Families who understand economics will be stronger. Therefore, it is good for high schools to require their students to acquire “a basic knowledge of economics.” With such knowledge students can strengthen their parental family as well as their chosen family and then strengthen their community, their state, and their nation.
Jamie Wagner, PhD, is a Professor and Teaching Fellow with the Foundation for Teaching Economics (FTE), a nonprofit educational organization that promotes experiential learning and the economic way of thinking. He believes that April – National Financial Literacy Month -- is a suitable time to consider the study of economics to the curriculum.
Across
the country, states are starting to mandate that students take a personal
finance course to graduate high school, often in place of economics courses. In
2022, only 23 states required students to take a financial literacy class in
order to graduate; by 2026, that number had rocketed to 39 states.
Meanwhile,
only 22 states now mandate the same for economics classes, a number that seems
to decline each year.
Some
argue that financial literacy is a more practical subject than economics. With
limited classroom time available, who doesn’t support teaching the life skills
of budgeting, borrowing, and investing?
While
the goal is admirable, the method is not. Positioning financial literacy as
something separate from – or even more important than – economics misunderstands
what financial literacy actually is and sets up students for failure.
Financial
literacy is not a standalone subject; it is actually applied economics.
While
economics has a bade reputation for being complicated and irrelevant, at its
heart, economics is simply the study of choices. This means that economics is
the basis for all decisions we make in our lives: financial, civic, and even
personal.
Every
decision we face – whether to rent or buy a home, when to pay down debt or
invest, whether to accept a job offer – requires the analytical tools that economics
provides, such as opportunity cost, marginal thinking, time value of money,
incentive structures, risk, and return. Teaching financial literacy stripped of
economics leaves students with little more than a collection of rules, lacking
the reasoning to apply them.
Research
on financial education has consistently found that only teaching students “rules”

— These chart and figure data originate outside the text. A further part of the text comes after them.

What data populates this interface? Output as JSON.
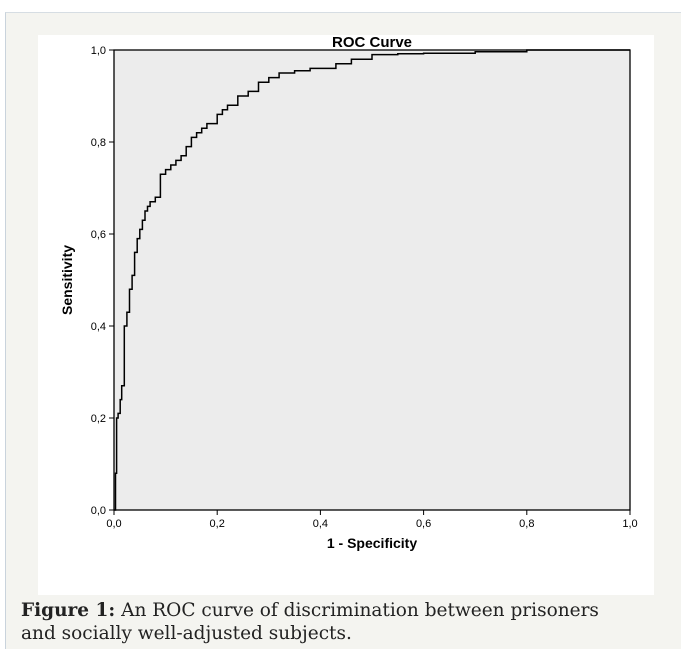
{
  "chart_data": {
    "type": "line",
    "title": "ROC Curve",
    "xlabel": "1 - Specificity",
    "ylabel": "Sensitivity",
    "xlim": [
      0,
      1
    ],
    "ylim": [
      0,
      1
    ],
    "x_ticks": [
      "0,0",
      "0,2",
      "0,4",
      "0,6",
      "0,8",
      "1,0"
    ],
    "y_ticks": [
      "0,0",
      "0,2",
      "0,4",
      "0,6",
      "0,8",
      "1,0"
    ],
    "grid": false,
    "plot_background": "#ececec",
    "line_color": "#000000",
    "series": [
      {
        "x": [
          0,
          0.003,
          0.005,
          0.008,
          0.012,
          0.015,
          0.02,
          0.025,
          0.03,
          0.035,
          0.04,
          0.045,
          0.05,
          0.055,
          0.06,
          0.065,
          0.07,
          0.08,
          0.09,
          0.1,
          0.11,
          0.12,
          0.13,
          0.14,
          0.15,
          0.16,
          0.17,
          0.18,
          0.2,
          0.21,
          0.22,
          0.24,
          0.26,
          0.28,
          0.3,
          0.32,
          0.35,
          0.38,
          0.4,
          0.43,
          0.46,
          0.5,
          0.55,
          0.6,
          0.7,
          0.8,
          0.9,
          1.0
        ],
        "y": [
          0,
          0.08,
          0.2,
          0.21,
          0.24,
          0.27,
          0.4,
          0.43,
          0.48,
          0.51,
          0.56,
          0.59,
          0.61,
          0.63,
          0.65,
          0.66,
          0.67,
          0.68,
          0.73,
          0.74,
          0.75,
          0.76,
          0.77,
          0.79,
          0.81,
          0.82,
          0.83,
          0.84,
          0.86,
          0.87,
          0.88,
          0.9,
          0.91,
          0.93,
          0.94,
          0.95,
          0.955,
          0.96,
          0.96,
          0.97,
          0.98,
          0.99,
          0.992,
          0.993,
          0.996,
          1.0,
          1.0,
          1.0
        ]
      }
    ]
  },
  "caption": {
    "label": "Figure 1:",
    "text": " An ROC curve of discrimination between prisoners and socially well-adjusted subjects."
  }
}
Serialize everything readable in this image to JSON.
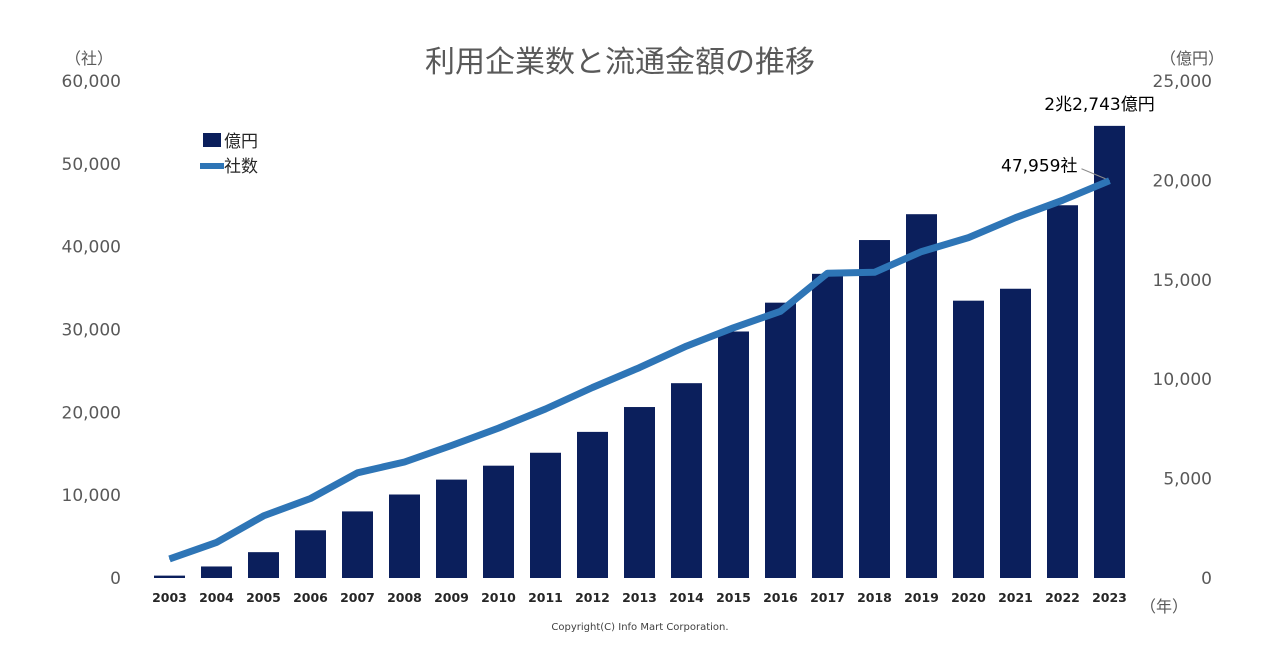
{
  "chart_data": {
    "type": "bar+line",
    "title": "利用企業数と流通金額の推移",
    "categories": [
      "2003",
      "2004",
      "2005",
      "2006",
      "2007",
      "2008",
      "2009",
      "2010",
      "2011",
      "2012",
      "2013",
      "2014",
      "2015",
      "2016",
      "2017",
      "2018",
      "2019",
      "2020",
      "2021",
      "2022",
      "2023"
    ],
    "left_axis": {
      "unit_label": "（社）",
      "ylim": [
        0,
        60000
      ],
      "ticks": [
        "0",
        "10,000",
        "20,000",
        "30,000",
        "40,000",
        "50,000",
        "60,000"
      ]
    },
    "right_axis": {
      "unit_label": "（億円）",
      "ylim": [
        0,
        25000
      ],
      "ticks": [
        "0",
        "5,000",
        "10,000",
        "15,000",
        "20,000",
        "25,000"
      ]
    },
    "x_unit_label": "（年）",
    "series": [
      {
        "name": "億円",
        "kind": "bar",
        "axis": "right",
        "color": "#0b1f5c",
        "values": [
          120,
          580,
          1300,
          2400,
          3350,
          4200,
          4950,
          5650,
          6300,
          7350,
          8600,
          9800,
          12400,
          13850,
          15300,
          17000,
          18300,
          13950,
          14550,
          18750,
          22743
        ]
      },
      {
        "name": "社数",
        "kind": "line",
        "axis": "left",
        "color": "#2e75b6",
        "values": [
          2300,
          4300,
          7500,
          9600,
          12700,
          14000,
          16000,
          18100,
          20400,
          23000,
          25400,
          28000,
          30200,
          32200,
          36800,
          36900,
          39400,
          41100,
          43500,
          45600,
          47959
        ]
      }
    ],
    "annotations": [
      {
        "text": "2兆2,743億円",
        "target": "bar-2023"
      },
      {
        "text": "47,959社",
        "target": "line-2023"
      }
    ],
    "legend_position": "top-left"
  },
  "copyright": "Copyright(C) Info Mart Corporation."
}
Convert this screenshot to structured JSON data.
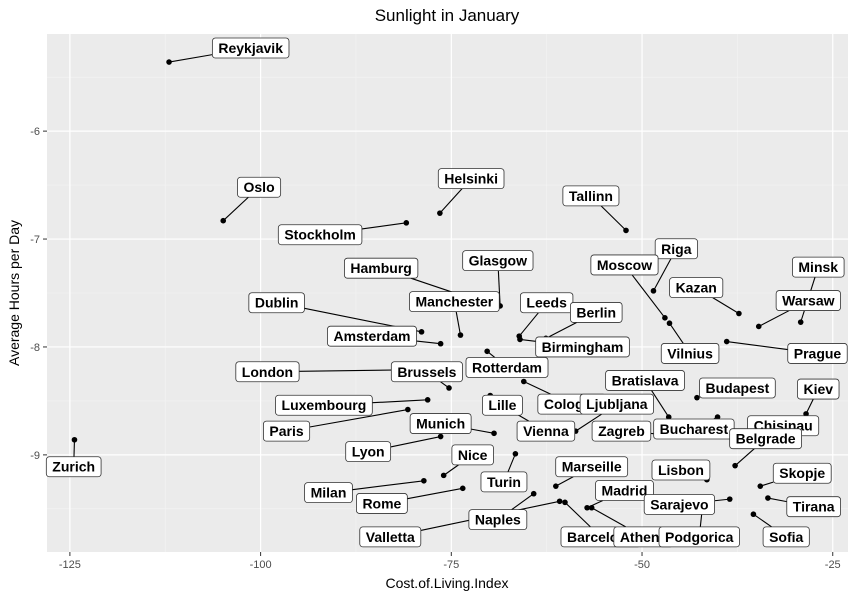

produces modest, short-lived behavioral change. Students learn the rule and
pass the assessment, but within months, the knowledge has faded. This is
because it was never anchored to a conceptual framework, like economics.
Practically,
you can’t teach about the stock market and how stock prices change without
using the idea of markets and prices. Or, why home, auto, and other loan rates
change without understanding the role the Federal Reserve plays in maintaining
stable prices and employment. Students won’t be able to make spending and
saving decisions absent an understanding of the costs and benefits of these
choices….
The
most effective programs integrate economic reasoning as the connective tissue
that makes financial concepts coherent and transferable. Teaching how interest
rates work is financial literacy. Teaching why central banks adjust them, how
those decisions flow through to mortgage markets, and how a household should
respond is economics and financial literacy working together.
Sound
financial decision-making necessitates a capacity for reasoned judgment under
uncertainty, built on a foundation of economic principles. Students deserve
that foundation, and we can’t provide it by treating financial literacy as a
standalone subject. If students are ever to make sense of the rapidly changing
world around them, they need the economic way of thinking as a grounding.
Wagner
believes that keeping “basic economics in the classroom,” it will strengthen
both the students’ and the nation’s economic future.